If I understand the strategy you are considering, I’d say a share file system where a number of ConfD instances share the same CDB persistent file will not work.
ConfD CDB is an in-memory database that persists the transactional changes to the database so that in the event of a restart, that persisted CDB data can be read into memory again.
If one instance changes the CDB persistent data file, the other ConfD CDB instances will be unaware of the change until a transaction changes something in their in-memory database, and they will then attempt to persist those changes only to discover that the persisted data file has changed which will be treated as a persisted data file corrupt error.
A setup that will work better is to synchronize on transactions similar to an HA active-standby setup, but here with multiple active nodes synching with each other in an active-active setup.
A “basic” active-active option that we can (must) evolve from, would be to with little/no gain compared to having just one ConfD instance, set up a cluster with ConfD instances that keep full 100% percent consistency across all instances at all time. Again, such a cluster of ConfD instances will not be an improvement over one ConD instance as availability will suffer as a successful lock on the other instances in the cluster is needed so that all instances can be updated with the changes from one transaction coming from one instance in the cluster before the lock can be released.
We need to sacrifice some consistency to make the instances more available.
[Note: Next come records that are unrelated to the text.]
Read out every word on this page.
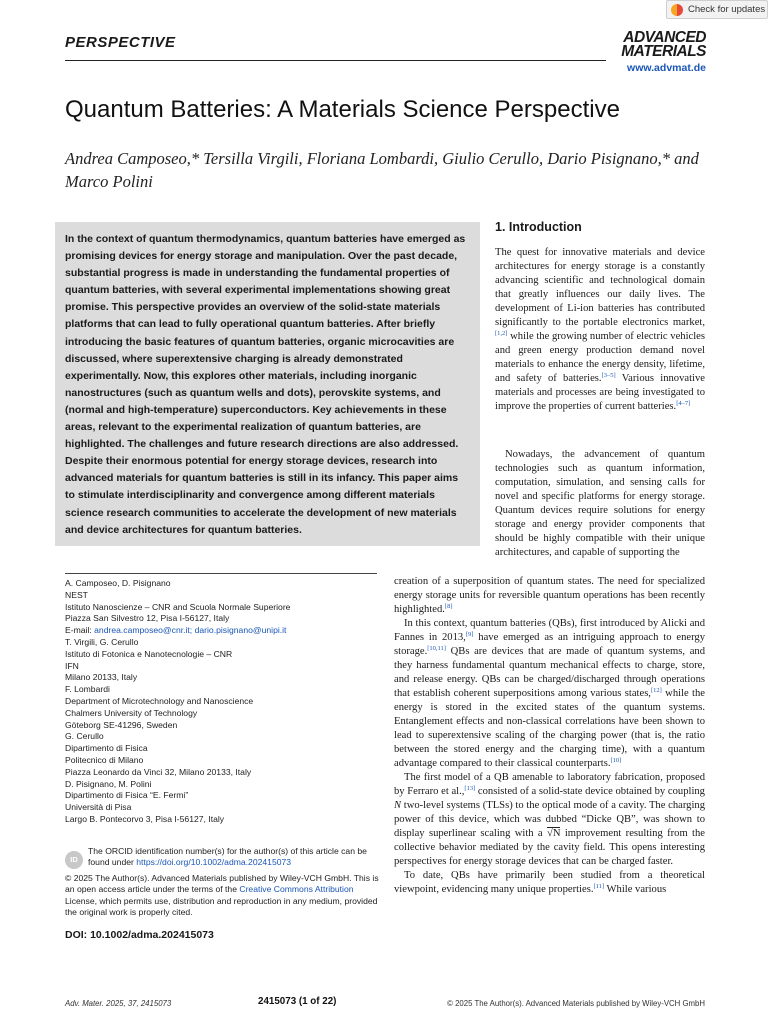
Check for updates
PERSPECTIVE	ADVANCED
MATERIALS
www.advmat.de
Quantum Batteries: A Materials Science Perspective
Andrea Camposeo,* Tersilla Virgili, Floriana Lombardi, Giulio Cerullo, Dario Pisignano,* and Marco Polini
In the context of quantum thermodynamics, quantum batteries have emerged as promising devices for energy storage and manipulation. Over the past decade, substantial progress is made in understanding the fundamental properties of quantum batteries, with several experimental implementations showing great promise. This perspective provides an overview of the solid-state materials platforms that can lead to fully operational quantum batteries. After briefly introducing the basic features of quantum batteries, organic microcavities are discussed, where superextensive charging is already demonstrated experimentally. Now, this explores other materials, including inorganic nanostructures (such as quantum wells and dots), perovskite systems, and (normal and high-temperature) superconductors. Key achievements in these areas, relevant to the experimental realization of quantum batteries, are highlighted. The challenges and future research directions are also addressed. Despite their enormous potential for energy storage devices, research into advanced materials for quantum batteries is still in its infancy. This paper aims to stimulate interdisciplinarity and convergence among different materials science research communities to accelerate the development of new materials and device architectures for quantum batteries.
1. Introduction
The quest for innovative materials and device architectures for energy storage is a constantly advancing scientific and technological domain that greatly influences our daily lives. The development of Li-ion batteries has contributed significantly to the portable electronics market,[1,2] while the growing number of electric vehicles and green energy production demand novel materials to enhance the energy density, lifetime, and safety of batteries.[3–5] Various innovative materials and processes are being investigated to improve the properties of current batteries.[4–7]
Nowadays, the advancement of quantum technologies such as quantum information, computation, simulation, and sensing calls for novel and specific platforms for energy storage. Quantum devices require solutions for energy storage and energy provider components that should be highly compatible with their unique architectures, and capable of supporting the

creation of a superposition of quantum states. The need for specialized energy storage units for reversible quantum operations has been recently highlighted.[8]

In this context, quantum batteries (QBs), first introduced by Alicki and Fannes in 2013,[9] have emerged as an intriguing approach to energy storage.[10,11] QBs are devices that are made of quantum systems, and they harness fundamental quantum mechanical effects to charge, store, and release energy. QBs can be charged/discharged through operations that establish coherent superpositions among various states,[12] while the energy is stored in the excited states of the quantum systems. Entanglement effects and non-classical correlations have been shown to lead to superextensive scaling of the charging power (that is, the ratio between the stored energy and the charging time), with a quantum advantage compared to their classical counterparts.[10]

The first model of a QB amenable to laboratory fabrication, proposed by Ferraro et al.,[13] consisted of a solid-state device obtained by coupling N two-level systems (TLSs) to the optical mode of a cavity. The charging power of this device, which was dubbed “Dicke QB”, was shown to display superlinear scaling with a √N improvement resulting from the collective behavior mediated by the cavity field. This opens interesting perspectives for energy storage devices that can be charged faster.

To date, QBs have primarily been studied from a theoretical viewpoint, evidencing many unique properties.[11] While various

A. Camposeo, D. Pisignano
NEST
Istituto Nanoscienze – CNR and Scuola Normale Superiore
Piazza San Silvestro 12, Pisa I-56127, Italy
E-mail: andrea.camposeo@cnr.it; dario.pisignano@unipi.it
T. Virgili, G. Cerullo
Istituto di Fotonica e Nanotecnologie – CNR
IFN
Milano 20133, Italy
F. Lombardi
Department of Microtechnology and Nanoscience
Chalmers University of Technology
Göteborg SE-41296, Sweden
G. Cerullo
Dipartimento di Fisica
Politecnico di Milano
Piazza Leonardo da Vinci 32, Milano 20133, Italy
D. Pisignano, M. Polini
Dipartimento di Fisica “E. Fermi”
Università di Pisa
Largo B. Pontecorvo 3, Pisa I-56127, Italy
ID
The ORCID identification number(s) for the author(s) of this article can be found under https://doi.org/10.1002/adma.202415073
© 2025 The Author(s). Advanced Materials published by Wiley-VCH GmbH. This is an open access article under the terms of the Creative Commons Attribution License, which permits use, distribution and reproduction in any medium, provided the original work is properly cited.
DOI: 10.1002/adma.202415073
Adv. Mater. 2025, 37, 2415073	2415073 (1 of 22)	© 2025 The Author(s). Advanced Materials published by Wiley-VCH GmbH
One such improved strategy would be to go for “eventual consistency” by, for example, for each ConfD instance use a prepare phase subscriber to pass each sync transaction to a sync transaction queue that each ConfD instance own which will then, if there is no transaction ongoing with that ConfD instance and the queue is empty, immediately commit that sync transaction to the ConfD instance.
If the ConfD instance is busy with another transaction, wait until the transaction lock is released, and start the transaction and report back to the ConfD instance that issued the sync transaction when the transaction succeeded or failed (for example due to. a validation phase or prepare phase error, lost connection, etc.)
There are more details of course. For example:
- To find out that the transaction lock is released from an ongoing transaction, a callback or a subscriber that has the lowest priority of all possible subscribers can be used.
- The ConfD instances that are synching a transaction to other instances go ahead and complete the transaction before getting an ok back from the instance that the transaction was synched to. It will have to be able to rollback transactions committed after that synched transaction if it fail for some reason.
- You can use MAAPI to synch with the other ConfD instances or NETCONF (better security using SSH and the Tail-f proprietary :transaction capability can be useful if running is writable, i.e. running is not just writable through the candidate). The JSON-RPC or RESTCONF (less control compared to the other interfaces) may also be an option.
- There is an application note on the “basic” active-active option with a demo. The “Edit Through a NETCONF Client” sequence diagram on page 10 will likely be helpful to evolve from into an “eventual consistency” setup. See https://www.tail-f.com/application-note-confd-active-active-fully-synchronous-ha-clusters/